SEPTIMIO
CANI AMICO QVONDAM ET FVTVRO
NECNON OMNIBVS CREATVRIS, NVMINIBVS, DIISQVE
OLIM PER AGRESTIA COMITANTIBVS ME
VEL IVGITER COMITATVRIS
CANI AMICO QVONDAM ET FVTVRO
NECNON OMNIBVS CREATVRIS, NVMINIBVS, DIISQVE
OLIM PER AGRESTIA COMITANTIBVS ME
VEL IVGITER COMITATVRIS
I
A mis ochenta y tantos años reconforta mucho pensar en las tonterías que se dirán cuando me muera. Habrá artículos que alaben mi inteligencia versátil; otros criticarán veladamente mis cambios políticos. Pero todos los comentarios -los píos como los insidiosos- coincidirán en resaltar los constantes vaivenes de mi vida: la infancia aldeana, la militancia política de mis años estudiantiles, la Guerra Civil, el dorado destierro en Cambridge, la Guerra Mundial, el regreso a España cuando todavía eso no se llevaba, la parte activa que tomé en la vida cultural de los años sesenta y, sobre todo, el éxito de mi empresa editorial. Total, un paleto que se vuelve intelectual rojo, combatiente republicano, erudito en Cambridge, dinamitero, ensayista conservador y, al final, opulento hombre de negocios. Nadie sabrá que todas esas mudanzas fueron menudencias y fachadas, que el único vuelco de mi vida ocurrió un mediodía de Junio de 1935, a 1.800 metros de altura, sin testigos. Por culpa de una moneda, o gracias a ella.

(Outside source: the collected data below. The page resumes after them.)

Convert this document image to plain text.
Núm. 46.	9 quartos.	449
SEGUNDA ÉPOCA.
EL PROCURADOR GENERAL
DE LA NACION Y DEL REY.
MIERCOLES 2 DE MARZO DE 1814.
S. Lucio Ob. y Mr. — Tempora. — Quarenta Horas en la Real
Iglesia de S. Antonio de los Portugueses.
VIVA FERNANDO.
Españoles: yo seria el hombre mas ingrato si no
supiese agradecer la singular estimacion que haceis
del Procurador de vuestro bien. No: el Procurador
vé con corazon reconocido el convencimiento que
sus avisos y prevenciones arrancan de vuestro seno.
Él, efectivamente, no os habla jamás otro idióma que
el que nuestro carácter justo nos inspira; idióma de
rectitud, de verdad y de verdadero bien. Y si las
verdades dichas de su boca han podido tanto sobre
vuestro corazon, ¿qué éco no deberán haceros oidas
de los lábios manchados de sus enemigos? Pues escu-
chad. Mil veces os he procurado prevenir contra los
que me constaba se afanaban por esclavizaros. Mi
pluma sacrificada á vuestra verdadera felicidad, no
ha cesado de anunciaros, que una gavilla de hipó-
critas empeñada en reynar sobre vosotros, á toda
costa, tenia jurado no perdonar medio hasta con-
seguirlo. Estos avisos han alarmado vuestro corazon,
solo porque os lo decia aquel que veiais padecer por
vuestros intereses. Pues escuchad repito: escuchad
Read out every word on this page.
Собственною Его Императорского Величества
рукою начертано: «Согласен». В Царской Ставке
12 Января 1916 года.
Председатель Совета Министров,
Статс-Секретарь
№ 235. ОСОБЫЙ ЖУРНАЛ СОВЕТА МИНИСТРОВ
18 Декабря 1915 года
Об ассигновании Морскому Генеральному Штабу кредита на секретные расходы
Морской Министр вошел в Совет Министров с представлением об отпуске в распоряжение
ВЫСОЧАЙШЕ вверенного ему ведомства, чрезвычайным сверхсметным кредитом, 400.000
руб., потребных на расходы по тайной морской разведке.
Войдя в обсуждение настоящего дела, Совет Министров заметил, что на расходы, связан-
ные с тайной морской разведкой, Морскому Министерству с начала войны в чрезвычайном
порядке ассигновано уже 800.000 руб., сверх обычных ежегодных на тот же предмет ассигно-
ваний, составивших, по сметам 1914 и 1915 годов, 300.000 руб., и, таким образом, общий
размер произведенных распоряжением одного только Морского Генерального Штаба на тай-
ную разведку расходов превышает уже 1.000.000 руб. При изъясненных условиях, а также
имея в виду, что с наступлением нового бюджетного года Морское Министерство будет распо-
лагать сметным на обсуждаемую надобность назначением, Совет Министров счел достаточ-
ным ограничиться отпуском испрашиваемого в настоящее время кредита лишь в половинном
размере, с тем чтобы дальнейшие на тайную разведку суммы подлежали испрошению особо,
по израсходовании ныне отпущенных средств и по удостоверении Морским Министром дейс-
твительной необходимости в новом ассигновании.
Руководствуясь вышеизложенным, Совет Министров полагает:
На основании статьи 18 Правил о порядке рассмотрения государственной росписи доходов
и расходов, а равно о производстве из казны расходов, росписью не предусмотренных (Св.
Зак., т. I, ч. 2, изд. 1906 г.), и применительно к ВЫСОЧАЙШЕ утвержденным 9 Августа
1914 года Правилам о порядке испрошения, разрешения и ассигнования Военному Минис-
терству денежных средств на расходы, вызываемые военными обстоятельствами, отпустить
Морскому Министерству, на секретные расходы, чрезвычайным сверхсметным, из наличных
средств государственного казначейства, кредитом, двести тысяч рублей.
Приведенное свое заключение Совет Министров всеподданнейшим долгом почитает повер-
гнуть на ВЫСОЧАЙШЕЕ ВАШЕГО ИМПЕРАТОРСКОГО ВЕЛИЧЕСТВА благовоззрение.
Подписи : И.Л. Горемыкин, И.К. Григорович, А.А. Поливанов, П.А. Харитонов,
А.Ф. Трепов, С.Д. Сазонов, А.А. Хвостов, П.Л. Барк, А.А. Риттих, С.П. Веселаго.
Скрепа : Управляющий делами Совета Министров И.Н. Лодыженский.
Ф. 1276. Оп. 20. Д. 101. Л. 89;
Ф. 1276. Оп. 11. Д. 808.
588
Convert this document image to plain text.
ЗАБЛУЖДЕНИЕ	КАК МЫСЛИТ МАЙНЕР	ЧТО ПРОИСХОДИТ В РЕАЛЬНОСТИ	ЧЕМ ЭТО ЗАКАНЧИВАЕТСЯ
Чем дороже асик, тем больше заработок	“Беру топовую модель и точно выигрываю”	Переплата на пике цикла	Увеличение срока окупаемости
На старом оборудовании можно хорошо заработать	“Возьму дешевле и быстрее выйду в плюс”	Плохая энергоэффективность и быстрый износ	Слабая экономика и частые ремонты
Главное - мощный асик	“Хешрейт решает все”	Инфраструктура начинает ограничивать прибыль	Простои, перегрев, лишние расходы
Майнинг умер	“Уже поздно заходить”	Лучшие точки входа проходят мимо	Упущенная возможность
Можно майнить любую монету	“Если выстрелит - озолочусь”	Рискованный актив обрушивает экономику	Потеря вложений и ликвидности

Yo me costeaba los estudios trabajando, y además sacaba tiempo para conjuras, proclamas y algaradas políticas. Así es que la única manera de no volverme loco con aquella triple y agotadora vida de cagatintas, agitador estudiantil y ratón de biblioteca era andar por la Sierra cada domingo. No era pasear ni tampoco alpinismo, era andar rompiendo monte, subir y después trepar por canchales y rocas, hasta quedar rendido y dormirme luego en el tren de vuelta a Madrid. Solía hacerlo solo; a bastante gente soportaba ya durante el resto de la semana como para buscar compañía en mis únicos ratos de libertad.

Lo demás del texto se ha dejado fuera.